CB: That's so cool, so you're finding a regular market to put your comics out.
Ellis: Yeah, it's really incredible the way that the direct market has responded to this. I really feel like it's a filling a void. There's not a lot of books out there in direct market, and so we've been finding a lot of direct market support.
But also, like I said we're trying to educate people on the importance to pre-ordering your favorite to support your favorite comic books. The best thing that you can do in the world is go to your favorite comic book store and place an order for a comic book that you like. Because it shows retailers that you want it. That you want it there. You want more comics like it, and that's super-duper important because those are the numbers that matter to publishers.
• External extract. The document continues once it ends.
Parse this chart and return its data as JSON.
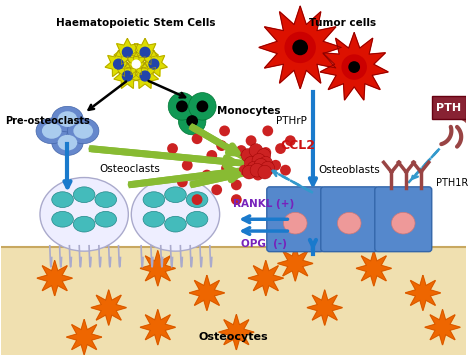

Your book can be as popular as you want later, but unless you get those initial numbers on the direct market, we're just not able to kind of put it out there for very long. But it's really finding support, and there's a lot of stories that these girls have to tell.
CB: They'll leave camp, but they'll still have stories.
Ellis: Oh they're going to stay at camp for a while. This is only the first part of camp.
CB: That's a busy couple of weeks, then.
Ellis: Yeah! I mean there's a lot of critters.
Allen: Our first week of camp was weird.
CB: It's like your own little comic convention how dense those experiences are. Oh, if it's Tuesday it's must be a vampire.
Ellis: But yeah so we're really excited about it
CB: You guys seem very passionate about it.
Ellis: Well really there was a spark, I feel like, in the beginning that we all kind of felt for it. Like it was something really special. Hopefully people like it. This is literally the first day that it's been out in the world. It's a big deal. We're launching it here. Big deal. Hope you guys like it!